Sure, there's $1.6 trillion of projected surplus left, but the great majority of that is projected to come in the ninth and 10th years. And the forecast for those years is ultra-iffy, because the further out the budget projections go, the less reliable they become. (Think of how reliable 10-day weather forecasts are, compared with looking out the window to see whether it's raining). Heck, last year's projection for the current fiscal year was off by more than $300 billion.
You wouldn't want to bet your life on these new numbers being right, but they certainly are disturbing to those of us who worry about how the government will meet the needs of retiring baby boomers. Even though $1.6 trillion of projected surpluses sure beats a sharp stick in the eye, there's a big problem here. That entire amount, plus an additional $1 trillion, comes from Social Security taxes. Social Security currently runs a huge surplus, which both George W. Bush and Al Gore said they'd set aside to pay baby boomers' retirement bills.
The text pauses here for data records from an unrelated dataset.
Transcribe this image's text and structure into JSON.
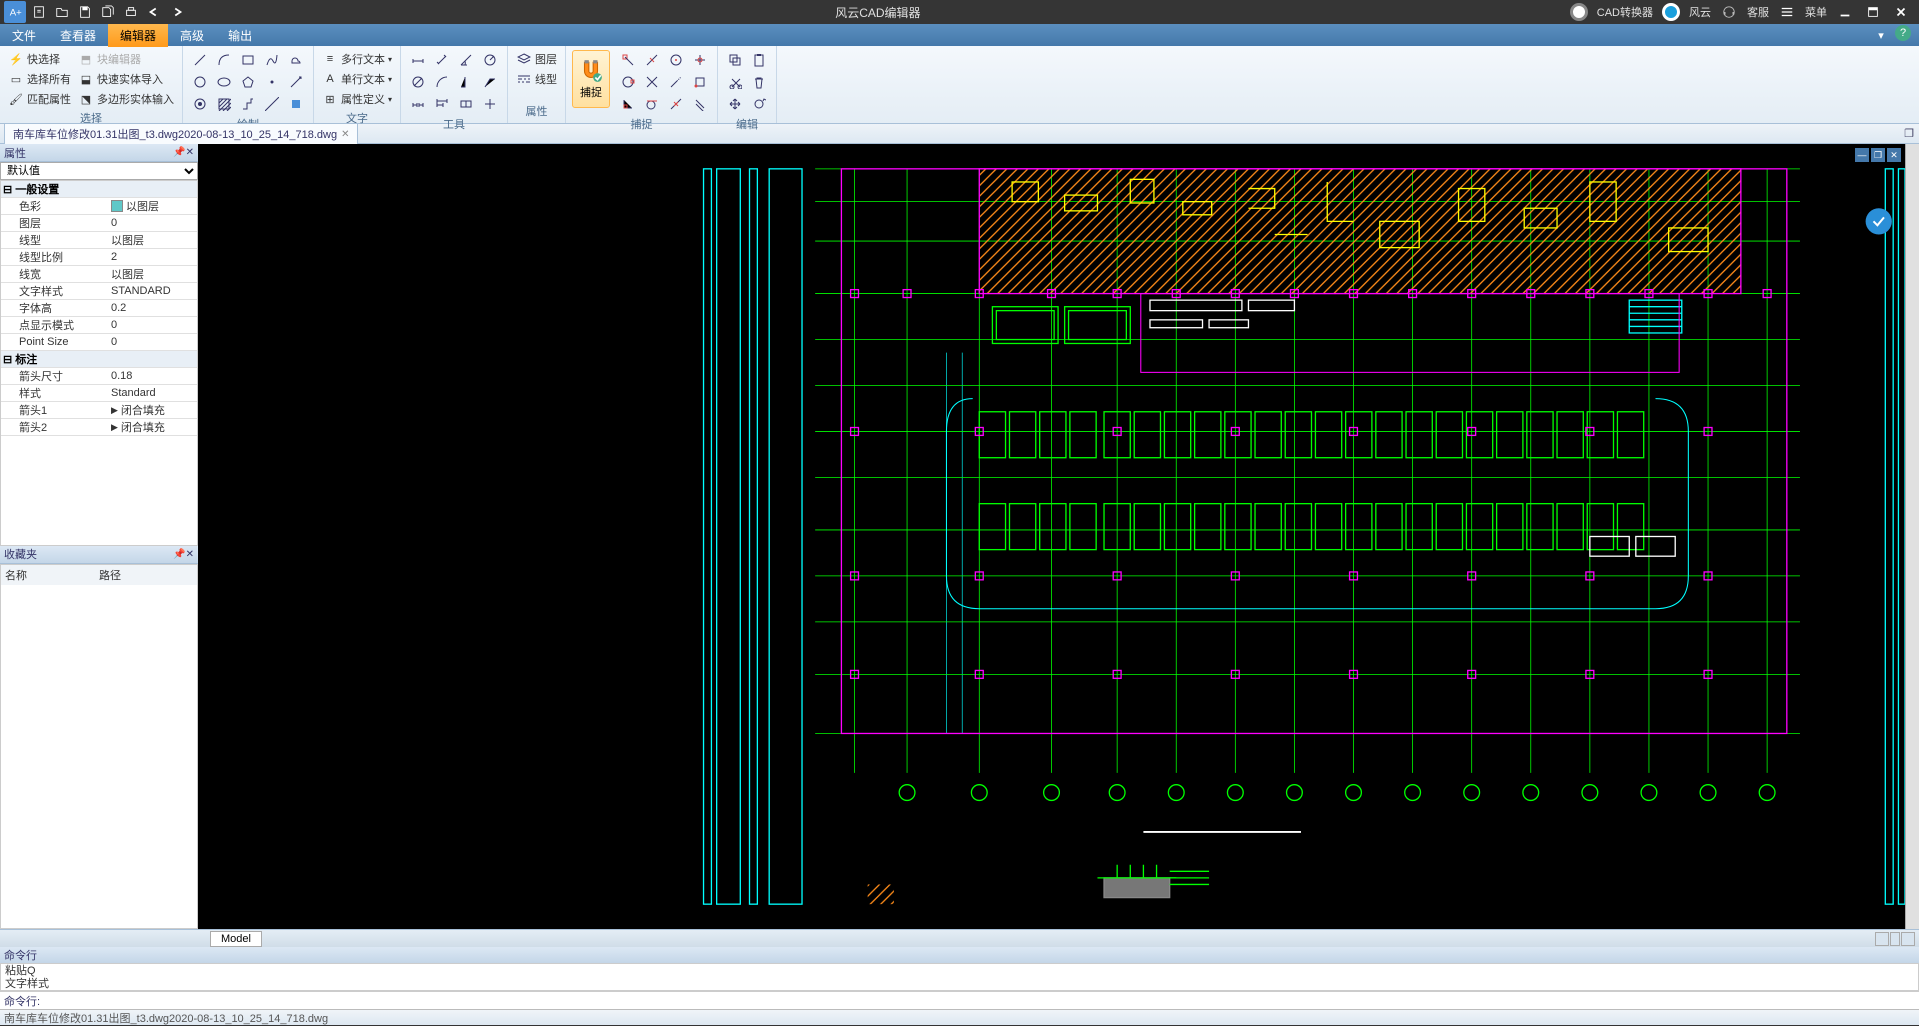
{
  "app": {
    "title": "风云CAD编辑器"
  },
  "titlebar_right": {
    "convert": "CAD转换器",
    "brand": "风云",
    "support": "客服",
    "menu": "菜单"
  },
  "menus": [
    "文件",
    "查看器",
    "编辑器",
    "高级",
    "输出"
  ],
  "active_menu": 2,
  "ribbon": {
    "select": {
      "label": "选择",
      "quick_sel": "快选择",
      "block_edit": "块编辑器",
      "sel_all": "选择所有",
      "quick_entity": "快速实体导入",
      "match_prop": "匹配属性",
      "poly_entity": "多边形实体输入"
    },
    "draw": {
      "label": "绘制"
    },
    "text": {
      "label": "文字",
      "multi": "多行文本",
      "single": "单行文本",
      "attrdef": "属性定义"
    },
    "tools": {
      "label": "工具"
    },
    "props": {
      "label": "属性",
      "layer": "图层",
      "linetype": "线型"
    },
    "snap": {
      "label": "捕捉",
      "btn": "捕捉"
    },
    "edit": {
      "label": "编辑"
    }
  },
  "doc_tab": "南车库车位修改01.31出图_t3.dwg2020-08-13_10_25_14_718.dwg",
  "properties": {
    "title": "属性",
    "default": "默认值",
    "general_section": "一般设置",
    "rows": [
      {
        "k": "色彩",
        "v": "以图层",
        "color": true
      },
      {
        "k": "图层",
        "v": "0"
      },
      {
        "k": "线型",
        "v": "以图层"
      },
      {
        "k": "线型比例",
        "v": "2"
      },
      {
        "k": "线宽",
        "v": "以图层"
      },
      {
        "k": "文字样式",
        "v": "STANDARD"
      },
      {
        "k": "字体高",
        "v": "0.2"
      },
      {
        "k": "点显示模式",
        "v": "0"
      },
      {
        "k": "Point Size",
        "v": "0"
      }
    ],
    "dim_section": "标注",
    "dim_rows": [
      {
        "k": "箭头尺寸",
        "v": "0.18"
      },
      {
        "k": "样式",
        "v": "Standard"
      },
      {
        "k": "箭头1",
        "v": "闭合填充"
      },
      {
        "k": "箭头2",
        "v": "闭合填充"
      }
    ]
  },
  "favorites": {
    "title": "收藏夹",
    "col_name": "名称",
    "col_path": "路径"
  },
  "model_tab": "Model",
  "command": {
    "title": "命令行",
    "line1": "粘贴Q",
    "line2": "文字样式",
    "prompt": "命令行:"
  },
  "status": {
    "file": "南车库车位修改01.31出图_t3.dwg2020-08-13_10_25_14_718.dwg"
  }
}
That promise has become inconvenient, with the tax cut, the recession, 9-11 and all. Now the plan is to just stuff a trillion dollars of IOUs into the Social Security trust fund and spend the money for general government expenses.
Why am I bothering you with budget numbers when the only numbers anyone seems to care about are Enron's? Because Enron and last year's optimistic budget numbers have more in common than simply having popped up in the same news cycle: Both are creatures of the late, lamented hot stock market. You do remember those days, don't you? Not so long ago, a whole generation of investors had never seen a down market. Stocks more than tripled from 1995 through 1999, with the Standard & Poor's 500-stock index posting a record five straight years of double-digit gains.
That enriched a lot of people and produced budget windfalls because of capital gains taxes and the huge -- and highly taxed -- profits that employees made on their stock options. The green-eyeshade types projected those numbers to stay high. Alas, with the market lower than it was three years ago, tax receipts from capital gains and options profits have shriveled like Enron's stock price.
Given the performance of companies like Enron, whose stock quadrupled from 1998 through 2000, it's hard to blame federal-budget number crunchers for assuming that stock gains would keep money pouring into the Treasury. Consider that Enron's recently ousted chairman, Kenneth Lay, made $250 million on his options, which theoretically translated into about $100 million of federal income tax payments. With Enron stock worth less than $1, it seems unlikely that Lay -- or anyone -- will be making profits on Enron options anytime soon.
For all the parallels between Enron and the federal government's vanishing surplus, there's one important difference. Last year's budget projections turned out to be way off, but they were produced by honest people who gave it their best shot and warned about the uncertainties. Enron's numbers seem to have been largely made up. (Arthur Andersen seems to be getting more blame for certifying the numbers than Enron is getting for creating them. Go figure.)
The bottom line from last week's news on both the Enron and budget fronts: Be wary of huge numbers that seem too good to be true, because they probably aren't true. And never, never, never fall in love with the stock market, because the market doesn't love you.